Cancer de la vessie et fuites urinaires : comprendre les liens et les solutions
Environ 12 000 nouveaux cas de cancer de la vessie sont recensés chaque année en France. La maladie touche en moyenne cinq hommes pour deux femmes. Si l’âge moyen du diagnostic est de 70 ans, certains cas apparaissent dès la quarantaine. Détecté à un stade précoce, ce cancer se soigne efficacement, mais nécessite une surveillance continue afin de limiter les risques de récidive.
Pour mieux comprendre cette maladie, il faut savoir que l’urine produite par les reins est stockée dans la vessie, un organe creux composé de plusieurs couches de tissus flexibles. Le cancer de la vessie se développe généralement dans la couche interne, appelée épithélium. Ce type de cancer peut affecter la capacité de la vessie à fonctionner correctement.

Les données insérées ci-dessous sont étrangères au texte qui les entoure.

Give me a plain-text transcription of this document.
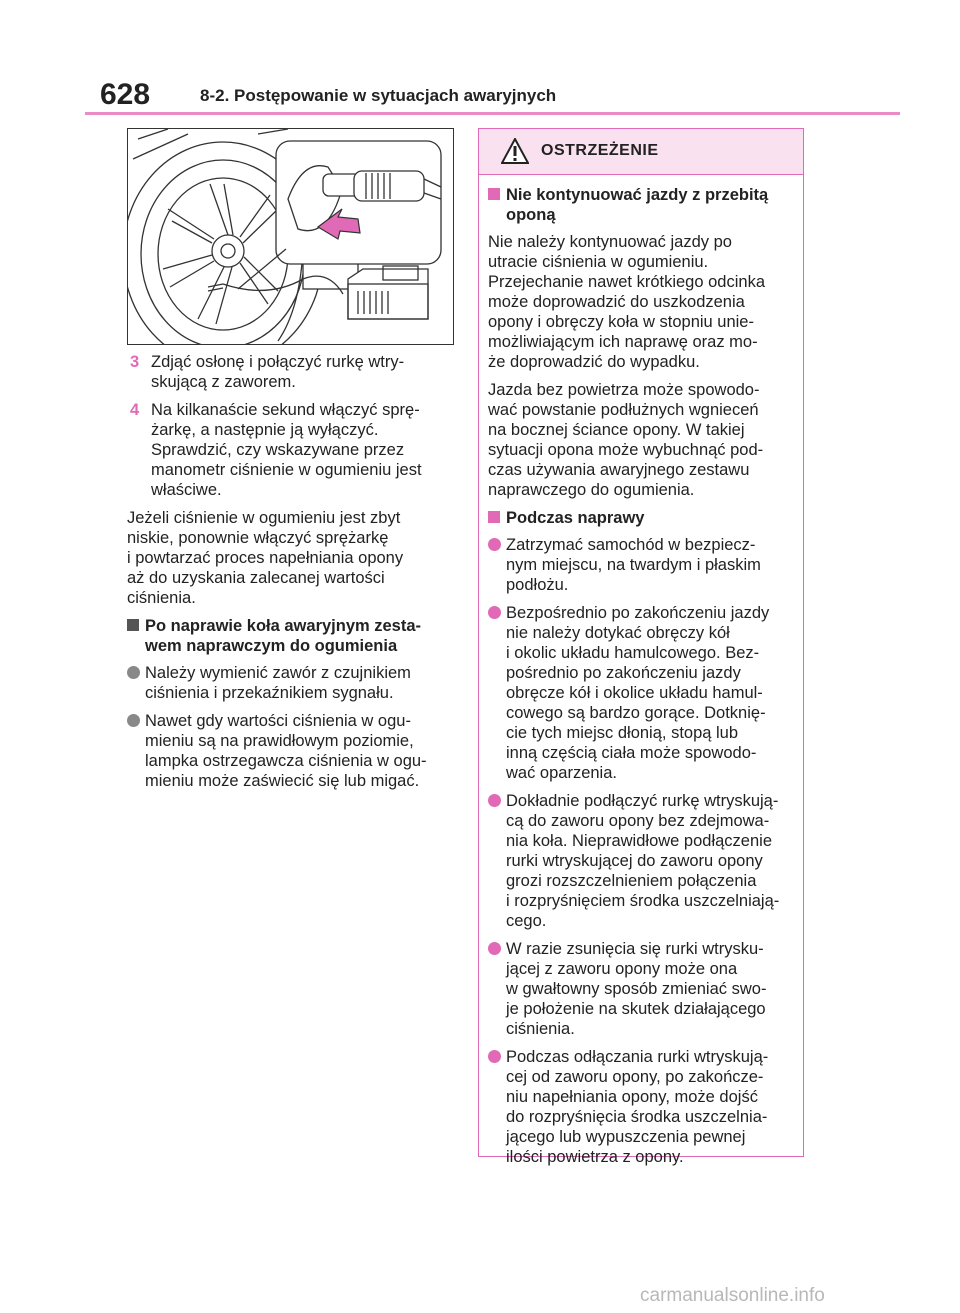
628	8-2. Postępowanie w sytuacjach awaryjnych
3 Zdjąć osłonę i połączyć rurkę wtry-
skującą z zaworem.
4 Na kilkanaście sekund włączyć sprę-
żarkę, a następnie ją wyłączyć.
Sprawdzić, czy wskazywane przez
manometr ciśnienie w ogumieniu jest
właściwe.
Jeżeli ciśnienie w ogumieniu jest zbyt
niskie, ponownie włączyć sprężarkę
i powtarzać proces napełniania opony
aż do uzyskania zalecanej wartości
ciśnienia.
Po naprawie koła awaryjnym zesta-
wem naprawczym do ogumienia
Należy wymienić zawór z czujnikiem
ciśnienia i przekaźnikiem sygnału.
Nawet gdy wartości ciśnienia w ogu-
mieniu są na prawidłowym poziomie,
lampka ostrzegawcza ciśnienia w ogu-
mieniu może zaświecić się lub migać.
OSTRZEŻENIE
Nie kontynuować jazdy z przebitą
oponą
Nie należy kontynuować jazdy po
utracie ciśnienia w ogumieniu.
Przejechanie nawet krótkiego odcinka
może doprowadzić do uszkodzenia
opony i obręczy koła w stopniu unie-
możliwiającym ich naprawę oraz mo-
że doprowadzić do wypadku.
Jazda bez powietrza może spowodo-
wać powstanie podłużnych wgnieceń
na bocznej ściance opony. W takiej
sytuacji opona może wybuchnąć pod-
czas używania awaryjnego zestawu
naprawczego do ogumienia.
Podczas naprawy
Zatrzymać samochód w bezpiecz-
nym miejscu, na twardym i płaskim
podłożu.
Bezpośrednio po zakończeniu jazdy
nie należy dotykać obręczy kół
i okolic układu hamulcowego. Bez-
pośrednio po zakończeniu jazdy
obręcze kół i okolice układu hamul-
cowego są bardzo gorące. Dotknię-
cie tych miejsc dłonią, stopą lub
inną częścią ciała może spowodo-
wać oparzenia.
Dokładnie podłączyć rurkę wtryskują-
cą do zaworu opony bez zdejmowa-
nia koła. Nieprawidłowe podłączenie
rurki wtryskującej do zaworu opony
grozi rozszczelnieniem połączenia
i rozpryśnięciem środka uszczelniają-
cego.
W razie zsunięcia się rurki wtrysku-
jącej z zaworu opony może ona
w gwałtowny sposób zmieniać swo-
je położenie na skutek działającego
ciśnienia.
Podczas odłączania rurki wtryskują-
cej od zaworu opony, po zakończe-
niu napełniania opony, może dojść
do rozpryśnięcia środka uszczelnia-
jącego lub wypuszczenia pewnej
ilości powietrza z opony.
carmanualsonline.info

Les causes exactes du cancer de la vessie ne sont pas toujours connues, mais certains facteurs de risque sont bien identifiés, comme le tabagisme, l’exposition à des produits chimiques (notamment dans l’industrie des teintures), ou encore certains traitements médicamenteux. Par exemple, la cyclophosphamide, utilisée contre certains cancers, peut fragiliser la vessie à long terme.
Quels sont les symptômes les plus fréquents ?

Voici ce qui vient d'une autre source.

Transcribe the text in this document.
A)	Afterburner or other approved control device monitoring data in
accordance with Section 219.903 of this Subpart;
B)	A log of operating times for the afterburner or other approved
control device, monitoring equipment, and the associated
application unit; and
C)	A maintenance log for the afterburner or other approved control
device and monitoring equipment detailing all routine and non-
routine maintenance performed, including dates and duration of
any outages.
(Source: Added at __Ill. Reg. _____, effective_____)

Bien que l’incontinence urinaire ne soit pas forcément un signe d’alerte, certains symptômes doivent inciter à consulter :
- Présence de sang dans les urines (hématurie) ;
- Douleur ou sensation de brûlure pendant la miction ;
- Besoins fréquents et urgents d’uriner ;
- Douleur persistante dans le bas du dos ou au niveau pelvien.

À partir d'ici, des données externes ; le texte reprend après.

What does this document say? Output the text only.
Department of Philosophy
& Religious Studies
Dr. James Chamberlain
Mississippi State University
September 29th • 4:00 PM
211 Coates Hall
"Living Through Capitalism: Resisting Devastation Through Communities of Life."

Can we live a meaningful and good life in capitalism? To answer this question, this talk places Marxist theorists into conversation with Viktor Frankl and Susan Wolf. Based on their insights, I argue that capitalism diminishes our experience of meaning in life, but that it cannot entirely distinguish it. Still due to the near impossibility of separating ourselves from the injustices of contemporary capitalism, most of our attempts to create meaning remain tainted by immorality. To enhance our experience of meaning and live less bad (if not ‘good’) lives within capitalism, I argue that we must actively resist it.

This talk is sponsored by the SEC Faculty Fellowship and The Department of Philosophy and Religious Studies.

Un avis médical est essentiel en cas de doute.
Les examens urinaires et les explorations de la vessie permettent de confirmer le diagnostic. Le choix du traitement dépend de nombreux facteurs, notamment de l’extension du cancer, des antécédents médicaux et de l’état général du patient. Parmi les options disponibles :
- Chirurgie (partielle ou totale de la vessie) ;
- Immunothérapie (instillation de BCG dans la vessie) ;
- Chimiothérapie en cas de métastases ;
- Radiothérapie ;
- Traitements innovants comme la thérapie génique.
Les fuites urinaires après traitement
Dans la majorité des cas, l’incontinence urinaire est une conséquence des traitements chirurgicaux, et non du cancer en lui-même. Une ablation partielle de la vessie réduit sa capacité, obligeant le patient à uriner plus fréquemment. Lorsqu’une cystectomie totale est réalisée, une solution alternative est mise en place, comme la création d’une néo-vessie à partir d’un segment intestinal, ou d’une stomie reliée à une poche externe.
Ces interventions peuvent entraîner une incontinence transitoire, surtout dans les semaines ou mois qui suivent l’opération. Dans certains cas, la faiblesse des muscles du sphincter urinaire peut prolonger les épisodes de fuites, notamment au-delà de six mois.
Les formes d’incontinence urinaire après cancer
Plusieurs types d’incontinence peuvent apparaître selon les cas :
- Incontinence liée à l’effort : fuites urinaires lors d’un rire, d’une toux ou d’un mouvement brusque ;
- Incontinence par impériosité : envie soudaine et irrépressible d’uriner, liée à une hyperactivité vésicale ;
- Incontinence par regorgement : la vessie ne se vide pas complètement, provoquant un écoulement goutte à goutte.
Ces troubles peuvent engendrer un réel mal-être. En plus de l’inconfort physique, la gêne sociale peut être importante. Heureusement, des solutions existent : protections adaptées, rééducation périnéale, prise en charge médicale personnalisée. Dans certains cas, la kinésithérapie ou la phytothérapie peut aider à améliorer la tonicité du plancher pelvien et ainsi réduire les fuites.
Face à une incontinence urinaire persistante, il est conseillé de consulter un urologue pour mettre en place un accompagnement adapté et retrouver plus de confort au quotidien.